Elijah Hunt was a Private in Co. B of the 15th Georgia Infantry – they fought under Benning’s Brigade and mentioned in some of these histories (another good website) - http://home.comcast.net/~benningsbrigade/History.htm . My prior research had shown he enlisted early on, July 14th, 1861 and mustered out in November 1863 (when he died) and so he would have been a part of the campaigns at Fredericksburg, Gettysburg and Chickamauga. Here’s a second excerpt from this Benning's Brigade website regarding subsequent action at Gettysburg after the first day:
As Col. DuBose led the 15th forward, he expected to encounter some of McLaws’ pickets. After advancing about 500 yards from the rest of the brigade, DuBose reported that “instead of finding his troops [McLaws’] upon my left, that the enemy were moving around upon my left in heavy force.” Gen. Benning elaborated on DuBose’ position - “he suddenly found himself in the immediate presence of two long lines of the enemy, one almost at right angles to the other, with his own line between the two, the head of it being not far from the angle they made with each other. They opened fire on him, which he returned, so as to check their advance a little”. The enemy forces were William McCandless’ brigade of Pennsylvania Reserves. The 15th Georgia, alone in Rose Woods, was facing at least four Union regiments. Ironically, the northern troops had been sent out in response to the additional skirmishers Benning had ordered out to cover his left flank. The Pennsylvanians had advanced west from the area around Little Round Top, into the Wheatfield, then pivoted to the south and advanced into Rose Woods. The 15th fired its first volley into them from a distance of about forty yards. The northern force heavily outnumbered them, and Federal troops quickly turned both of the 15th’s flanks, while advanced in its front. About this time Col. DuBose received the messenger from Gen. Benning bearing the clarified version of Law’s orders. Observing the enemy overlapping both of his regiment’s flanks, DuBose drew his line of battle back about 70 or 80 yards, and tried to readjust the facing of his front. The new orders from Col. Benning, coupled with the necessity to withdraw, demanded this displacement be towards the southwest, rather than towards Devil’s Den. The time from the regiment’s first shot to its reaching the second defensive position was on the order of ten minutes.

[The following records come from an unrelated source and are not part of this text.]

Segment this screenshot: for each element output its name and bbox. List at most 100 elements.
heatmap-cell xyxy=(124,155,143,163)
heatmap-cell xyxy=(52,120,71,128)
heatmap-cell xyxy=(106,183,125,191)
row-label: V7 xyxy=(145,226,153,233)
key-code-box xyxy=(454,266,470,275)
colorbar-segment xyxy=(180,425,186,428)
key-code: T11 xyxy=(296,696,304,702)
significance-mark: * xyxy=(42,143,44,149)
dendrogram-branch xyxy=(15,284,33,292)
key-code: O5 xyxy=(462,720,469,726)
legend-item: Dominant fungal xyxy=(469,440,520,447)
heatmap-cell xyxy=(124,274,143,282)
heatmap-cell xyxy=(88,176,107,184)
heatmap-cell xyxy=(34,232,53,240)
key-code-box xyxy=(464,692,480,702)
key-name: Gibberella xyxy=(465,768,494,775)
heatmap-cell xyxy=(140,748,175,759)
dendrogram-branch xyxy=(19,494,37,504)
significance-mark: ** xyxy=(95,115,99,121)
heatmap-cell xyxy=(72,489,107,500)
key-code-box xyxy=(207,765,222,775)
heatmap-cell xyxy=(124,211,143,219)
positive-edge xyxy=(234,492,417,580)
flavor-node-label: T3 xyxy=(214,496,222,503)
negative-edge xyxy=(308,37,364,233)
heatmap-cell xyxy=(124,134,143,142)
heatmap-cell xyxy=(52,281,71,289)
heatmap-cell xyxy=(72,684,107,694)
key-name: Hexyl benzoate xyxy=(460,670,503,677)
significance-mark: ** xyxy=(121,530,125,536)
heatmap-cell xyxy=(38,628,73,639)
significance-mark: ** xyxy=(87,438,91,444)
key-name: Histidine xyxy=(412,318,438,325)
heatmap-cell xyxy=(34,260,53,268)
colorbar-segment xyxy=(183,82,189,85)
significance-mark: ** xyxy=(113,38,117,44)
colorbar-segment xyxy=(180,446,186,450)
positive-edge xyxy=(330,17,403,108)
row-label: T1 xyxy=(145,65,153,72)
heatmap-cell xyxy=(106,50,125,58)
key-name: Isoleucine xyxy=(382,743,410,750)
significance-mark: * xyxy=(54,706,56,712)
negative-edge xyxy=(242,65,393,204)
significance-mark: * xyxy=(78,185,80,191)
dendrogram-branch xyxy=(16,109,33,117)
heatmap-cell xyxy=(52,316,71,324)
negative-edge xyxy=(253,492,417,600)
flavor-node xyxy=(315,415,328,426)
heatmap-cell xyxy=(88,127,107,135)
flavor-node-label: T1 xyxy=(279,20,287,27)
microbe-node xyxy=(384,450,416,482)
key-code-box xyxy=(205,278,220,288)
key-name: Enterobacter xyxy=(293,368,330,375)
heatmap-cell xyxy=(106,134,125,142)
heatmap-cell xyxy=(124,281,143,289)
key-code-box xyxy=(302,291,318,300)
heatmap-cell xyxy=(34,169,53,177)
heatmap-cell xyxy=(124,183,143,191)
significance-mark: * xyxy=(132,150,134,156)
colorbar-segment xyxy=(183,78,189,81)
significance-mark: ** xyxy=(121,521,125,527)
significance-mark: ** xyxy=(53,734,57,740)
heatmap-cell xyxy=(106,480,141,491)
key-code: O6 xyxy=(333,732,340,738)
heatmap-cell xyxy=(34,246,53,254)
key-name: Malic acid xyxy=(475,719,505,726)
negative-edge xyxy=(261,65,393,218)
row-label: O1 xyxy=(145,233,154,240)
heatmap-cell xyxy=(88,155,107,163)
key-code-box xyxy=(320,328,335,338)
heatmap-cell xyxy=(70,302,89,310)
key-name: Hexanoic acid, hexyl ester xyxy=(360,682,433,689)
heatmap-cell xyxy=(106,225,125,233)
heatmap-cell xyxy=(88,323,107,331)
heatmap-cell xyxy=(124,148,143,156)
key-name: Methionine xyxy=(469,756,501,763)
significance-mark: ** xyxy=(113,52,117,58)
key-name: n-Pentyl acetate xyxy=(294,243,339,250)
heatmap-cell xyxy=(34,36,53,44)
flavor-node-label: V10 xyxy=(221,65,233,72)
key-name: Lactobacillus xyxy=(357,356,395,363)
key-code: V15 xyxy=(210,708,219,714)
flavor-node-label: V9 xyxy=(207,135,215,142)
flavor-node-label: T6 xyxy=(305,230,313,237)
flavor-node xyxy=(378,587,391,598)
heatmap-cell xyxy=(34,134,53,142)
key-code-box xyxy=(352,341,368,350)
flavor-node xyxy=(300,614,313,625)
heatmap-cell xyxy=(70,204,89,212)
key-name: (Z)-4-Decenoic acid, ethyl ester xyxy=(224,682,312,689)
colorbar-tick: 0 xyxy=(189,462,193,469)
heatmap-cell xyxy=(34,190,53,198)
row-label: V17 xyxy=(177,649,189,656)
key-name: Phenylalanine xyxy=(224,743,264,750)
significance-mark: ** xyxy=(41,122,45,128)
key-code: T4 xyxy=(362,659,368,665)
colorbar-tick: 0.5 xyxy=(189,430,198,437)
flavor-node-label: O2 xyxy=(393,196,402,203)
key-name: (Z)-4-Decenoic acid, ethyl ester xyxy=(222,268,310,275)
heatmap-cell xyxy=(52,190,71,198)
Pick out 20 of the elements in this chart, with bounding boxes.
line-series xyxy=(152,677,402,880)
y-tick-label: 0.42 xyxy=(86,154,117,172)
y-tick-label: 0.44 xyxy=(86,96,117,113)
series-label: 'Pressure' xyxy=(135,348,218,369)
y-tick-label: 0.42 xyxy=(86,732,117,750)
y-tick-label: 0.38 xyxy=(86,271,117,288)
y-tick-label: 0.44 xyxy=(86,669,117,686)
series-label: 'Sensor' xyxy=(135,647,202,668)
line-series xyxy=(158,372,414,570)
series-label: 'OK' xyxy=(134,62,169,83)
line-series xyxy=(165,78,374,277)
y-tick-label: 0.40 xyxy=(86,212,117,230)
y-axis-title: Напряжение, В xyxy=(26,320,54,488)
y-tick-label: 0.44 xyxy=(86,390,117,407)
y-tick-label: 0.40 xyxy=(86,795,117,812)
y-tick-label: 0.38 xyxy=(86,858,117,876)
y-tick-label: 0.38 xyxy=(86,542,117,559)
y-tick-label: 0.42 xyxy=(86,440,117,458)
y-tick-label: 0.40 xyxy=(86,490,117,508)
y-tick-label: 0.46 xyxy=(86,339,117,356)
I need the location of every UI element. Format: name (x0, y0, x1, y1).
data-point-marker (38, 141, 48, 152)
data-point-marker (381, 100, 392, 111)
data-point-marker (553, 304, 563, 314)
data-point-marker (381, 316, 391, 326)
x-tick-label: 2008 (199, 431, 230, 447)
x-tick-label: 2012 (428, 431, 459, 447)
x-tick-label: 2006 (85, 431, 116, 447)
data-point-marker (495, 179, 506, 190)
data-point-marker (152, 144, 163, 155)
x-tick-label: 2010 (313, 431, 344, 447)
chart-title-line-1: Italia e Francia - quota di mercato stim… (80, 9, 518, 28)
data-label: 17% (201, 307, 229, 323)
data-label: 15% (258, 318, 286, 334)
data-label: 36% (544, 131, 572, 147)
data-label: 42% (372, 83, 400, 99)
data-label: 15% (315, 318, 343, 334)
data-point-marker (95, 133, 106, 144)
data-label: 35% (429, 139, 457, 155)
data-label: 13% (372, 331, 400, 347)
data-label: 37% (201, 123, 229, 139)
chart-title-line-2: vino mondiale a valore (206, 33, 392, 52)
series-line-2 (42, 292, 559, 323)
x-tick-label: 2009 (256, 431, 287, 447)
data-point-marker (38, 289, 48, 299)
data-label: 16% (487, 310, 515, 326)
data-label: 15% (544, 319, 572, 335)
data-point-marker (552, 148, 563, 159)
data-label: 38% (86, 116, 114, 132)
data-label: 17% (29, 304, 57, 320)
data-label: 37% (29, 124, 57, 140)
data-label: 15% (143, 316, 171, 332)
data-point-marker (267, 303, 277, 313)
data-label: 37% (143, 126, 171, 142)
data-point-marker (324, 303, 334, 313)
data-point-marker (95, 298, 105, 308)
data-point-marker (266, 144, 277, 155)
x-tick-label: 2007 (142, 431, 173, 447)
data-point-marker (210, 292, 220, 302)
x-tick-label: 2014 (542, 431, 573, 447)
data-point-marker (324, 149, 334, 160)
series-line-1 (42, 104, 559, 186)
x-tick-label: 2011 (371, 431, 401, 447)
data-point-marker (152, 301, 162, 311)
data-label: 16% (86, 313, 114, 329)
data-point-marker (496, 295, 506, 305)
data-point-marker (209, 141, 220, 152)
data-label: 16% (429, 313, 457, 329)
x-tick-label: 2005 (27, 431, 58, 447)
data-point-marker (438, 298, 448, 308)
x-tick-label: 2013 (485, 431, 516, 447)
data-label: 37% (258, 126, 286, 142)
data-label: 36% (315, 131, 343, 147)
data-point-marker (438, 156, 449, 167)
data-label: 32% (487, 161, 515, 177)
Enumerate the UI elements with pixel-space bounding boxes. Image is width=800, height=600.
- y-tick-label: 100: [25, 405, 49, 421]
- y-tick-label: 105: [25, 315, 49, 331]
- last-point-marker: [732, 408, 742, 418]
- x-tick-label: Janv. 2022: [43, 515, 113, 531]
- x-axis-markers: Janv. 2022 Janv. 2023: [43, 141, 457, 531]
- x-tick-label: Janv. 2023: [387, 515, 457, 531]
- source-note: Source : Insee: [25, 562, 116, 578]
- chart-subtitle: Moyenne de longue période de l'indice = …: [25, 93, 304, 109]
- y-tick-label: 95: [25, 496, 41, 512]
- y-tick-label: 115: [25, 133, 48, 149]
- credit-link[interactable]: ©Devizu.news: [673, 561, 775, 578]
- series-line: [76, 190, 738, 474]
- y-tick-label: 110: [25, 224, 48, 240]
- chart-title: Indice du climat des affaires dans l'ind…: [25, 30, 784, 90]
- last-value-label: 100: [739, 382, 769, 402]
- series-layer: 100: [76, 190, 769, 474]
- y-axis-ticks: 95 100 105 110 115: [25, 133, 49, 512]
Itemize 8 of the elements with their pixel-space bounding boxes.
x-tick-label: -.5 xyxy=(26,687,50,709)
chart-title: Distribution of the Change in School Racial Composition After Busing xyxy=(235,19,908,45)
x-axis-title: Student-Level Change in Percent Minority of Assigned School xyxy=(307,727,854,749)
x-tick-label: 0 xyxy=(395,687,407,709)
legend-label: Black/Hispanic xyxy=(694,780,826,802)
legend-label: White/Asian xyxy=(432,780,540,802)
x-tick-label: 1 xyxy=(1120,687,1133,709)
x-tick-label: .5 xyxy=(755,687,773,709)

Reaching their new position, the men took cover behind rocks and trees and for several minutes put up a desperate fight, but the enemy again pinned their front and worked around both flanks. Seeing northerners within 20 to 40 yards of his men, and no re-enforcements coming to his relief, DuBose again ordered a retreat. The regiment fell back another 300 or 400 yards, rallied behind a stone fence, and for a few more minutes, checked the advance of the enemy. Sheer numbers allowed the enemy to again turn both of the 15th’s flanks.
Besides enduring an exhausting, running fight, the Georgians were sustaining heavy casualties, and losing prisoners with every move. During one of these stops, which lasted for mere minutes, “The enemy was in twenty steps of our front line, and the colors had been shot down a half dozen times. Men in Company C, the color company, said that nine were killed with the colors, and they were finally left on the ground, as it was certain death to pick: them up.” Sgt. James B. Thompson, Company G, First Pennsylvania Rifles, ultimately picked up the flag of the Fifteenth Georgia and carried it out of Rose Woods, a trophy. After retreating some 400 yards farther back, DuBose again rallied the remnant of his regiment behind another stone fence. This time they found themselves completely enfiladed by one of the enemy's batteries. A final, hurried retreat reunited the 15th with the balance of Benning’s brigade, along Seminary Ridge, having just experienced its own share of adventures.
Between 260 and 265 men served with 15th Georgia on July 3, 1863, and Col. DuBose reported that 101 of them became casualties that day. Some were wounded or captured on skirmish duty, but it is probable that at least ninety were lost during this romp through Rose Woods. Gen. Benning (stated), “He [DuBose and the 15th] was fortunate to escape at all. His escape is high evidence both of his skill and courage. I did not go to his assistance, because, when I heard the fire, it seemed to be (and was, indeed) so far on my left that I thought some of General McLaws' men had been sent forward to check an advance of the enemy.”